In Illinois, the law is even more specific.  It requires documents containing personal information to be “redacted, burned, pulverized or shredded” if the documents exist in paper form, or “destroyed or erased” if they are electronic files.  815 ILCS 530/40.  In both cases, these methods are recommended to ensure that the “personal information [contained in the document] cannot practicably be read or reconstructed.”  Id.
In general, this means that you cannot simply throw out old records that contain personal information of a customer (or, perhaps, even an employee) by throwing it in the trash, or setting it aside for recycling.  They have to be handled appropriately.  (Note that some commercial vendors offering shredding services can ensure that the shredded material is handled in an environmental-friendly manner.)
Many of these statutes also carry penalties – whether in the form of government fines or in civil remedies to the consumers whose personal data have been compromised.  For instance, Illinois’ statute provides that any violation of the document destruction law automatically constitutes a violation of the state’s unfair business practices act (which has its own penalties) and is subject to civil penalties, payable to the state Attorney General, of at least $100 per individual whose information has been improperly destroyed, but not more than $50,000 total.  Id. 
In Delaware, not only can the Attorney General seek penalties from any “commercial entity that does not take all reasonable steps in disposing of a customer’s personal identifying information,” but any consumer who has suffered actual damages as a result of this violation of this statute can sue the responsible commercial entity.  6 Del. Code § 50c-103(b).  In these cases, courts are permitted to treble (triple) the damages awarded.  Id.

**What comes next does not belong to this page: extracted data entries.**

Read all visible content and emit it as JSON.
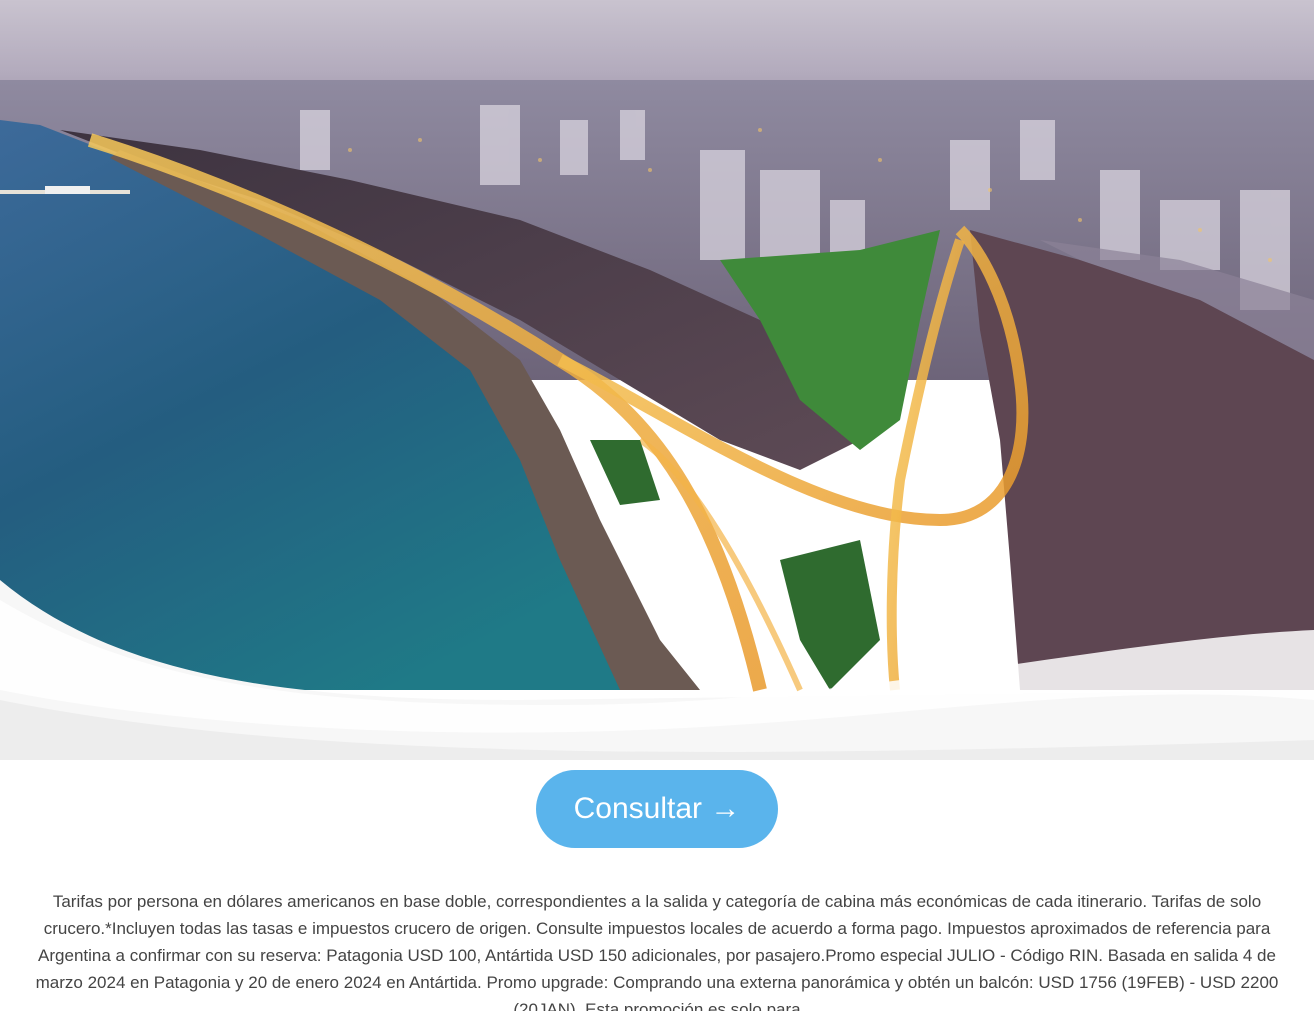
{
  "hero": {
    "image_description_icon": "coastal-city-night-photo"
  },
  "cta": {
    "label": "Consultar →",
    "color": "#5ab4ec"
  },
  "disclaimer": {
    "text": "Tarifas por persona en dólares americanos en base doble, correspondientes a la salida y categoría de cabina más económicas de cada itinerario. Tarifas de solo crucero.*Incluyen todas las tasas e impuestos crucero de origen. Consulte impuestos locales de acuerdo a forma pago. Impuestos aproximados de referencia para Argentina a confirmar con su reserva: Patagonia USD 100, Antártida USD 150 adicionales, por pasajero.Promo especial JULIO - Código RIN. Basada en salida 4 de marzo 2024 en Patagonia y 20 de enero 2024 en Antártida. Promo upgrade: Comprando una externa panorámica y obtén un balcón: USD 1756 (19FEB) - USD 2200 (20JAN). Esta promoción es solo para"
  }
}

So, here’s the lesson – if your company (whether a for-profit or not-for-profit entity) creates, maintains or discards personal information owned by a customer, check to see whether one of these state records destruction laws applies to your operations.  If your company operates in more than one state, dig deeper and check all relevant states.  Find out if there are “records destruction laws” that apply to your company and read them carefully.  Some have different requirements, and some are more stringent than others. 
Complying with these laws may also have the added benefit of helping your company avoid, or at least minimize, the significant losses associated with an unfettered data breach.